If you ever have any question on gear (not just ours) I would be more than happy to chat with you. I have been in this industry a long time, and love to talk shop.

Take care,



Ah, neo sleeves…
Now I get it. Cool looking drytop.

See you on the water,

The River Connection, Inc.

Hyde Park, NY


Not true, Celia
I use a short-sleeve dry top in the summer and it’s great. You trim the biceps seals the same way you do neck and wrist seals. Mine is completely dry at the seals, but like most dry tops, it will seep slightly around the waist.

Again, I beg to differ
All you have to do is trim the latex seals for a comfortable fit. They will be completely comfortable and completely dry.

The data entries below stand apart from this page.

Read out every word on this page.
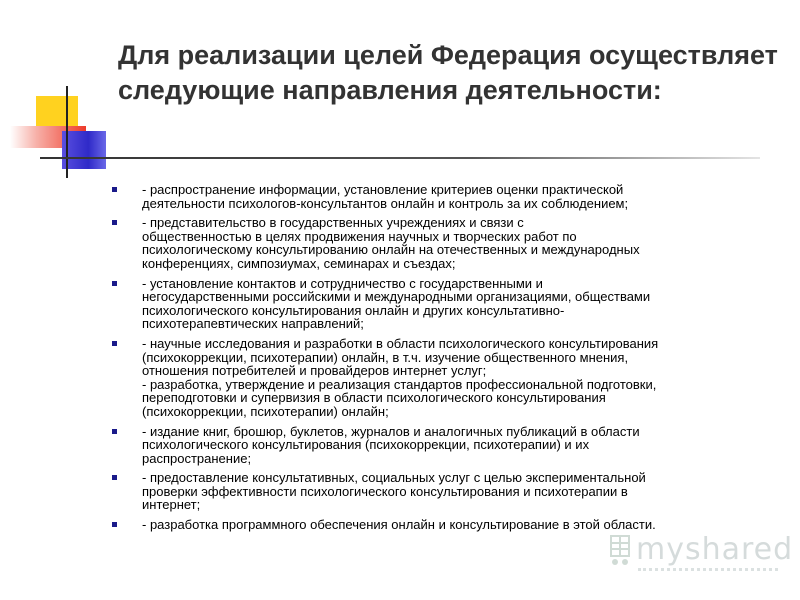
Для реализации целей Федерация осуществляет следующие направления деятельности:
- распространение информации, установление критериев оценки практической
деятельности психологов-консультантов онлайн и контроль за их соблюдением;
- представительство в государственных учреждениях и связи с
общественностью в целях продвижения научных и творческих работ по
психологическому консультированию онлайн на отечественных и международных
конференциях, симпозиумах, семинарах и съездах;
- установление контактов и сотрудничество с государственными и
негосударственными российскими и международными организациями, обществами
психологического консультирования онлайн и других консультативно-
психотерапевтических направлений;
- научные исследования и разработки в области психологического консультирования
(психокоррекции, психотерапии) онлайн, в т.ч. изучение общественного мнения,
отношения потребителей и провайдеров интернет услуг;
- разработка, утверждение и реализация стандартов профессиональной подготовки,
переподготовки и супервизия в области психологического консультирования
(психокоррекции, психотерапии) онлайн;
- издание книг, брошюр, буклетов, журналов и аналогичных публикаций в области
психологического консультирования (психокоррекции, психотерапии) и их
распространение;
- предоставление консультативных, социальных услуг с целью экспериментальной
проверки эффективности психологического консультирования и психотерапии в
интернет;
- разработка программного обеспечения онлайн и консультирование в этой области.
myshared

There’s no problems with the arm seals
They are a different size (larger) than wrist seals (they’re probably just ankle seals) and they fit fine when properly trimmed. Mine actually seem to be more durable than wrist and neck seals, which stands to reason since one’s hands fit through them easily and the upper arm skin is smoother and softer, so less likely to do any damage.

One strong recommendation…
…for dry tops is to get one with an expandable, Velcro-closed waist. It dramatically reduces the “whine-factor” when donning and removing it. One reason that many people hate dry tops is that the traditional tight waist makes them a real bear to get into and out of.

Me bad - Lotus too
S’alright - either I have been in front of these things and not realized what I was looking at, or I’ve spent too long looking at stuff for Maine temps water.

I already said sorry to the OPer…

good choice

– Last Updated: Feb-22-09 10:08 AM EST –

The long sleeve for whitewater. You can always use a good dry top, and Peak UK looks like a good product.

I'm on the South Carolina coast sea kayaking in and around the ocean. the water temp gets down to 55 so it's difficult to find the right level of protection from submersion and not be too hot.

I have a good dry top, but think the short sleeve top with neo shirt and pants will be used most of the time. I like my lower arms to be exposed and my head, body, hands, feet protected.

I ordered the Peak UK Tourlite short sleeve and their neo short and long sleeve shirt and pants. I'll be putting my new gear to the test in a few weeks.

My plans are to mix and match short and long sleeve tops and pants, which should be enough protection for my skill level and this area.

In a month water temps will be above 65 so I don't need a dry suit for day paddling this year.

Edit: I also ordered the Kokatat Tropos boaters pants for over the neo pants for cold days but so far have not been impressed with the Tropos material. I sent a short sleeve Tropos jacket back because it felt like rubber. I don't see how it could breath at all. I may be sending the pants back as well if it is rubber like a rain slicker on the inside.

Breathable coatings vs. laminates
The fact that the Tropos fabric looks like coated nylon on the inside does not mean that it cannot breathe. The coating is full of microscopic pores, much like the membrane in laminated fabrics. If you’ve ever seen Gore-Tex without the inner laminate or liner, it actually looks and feels quite similar.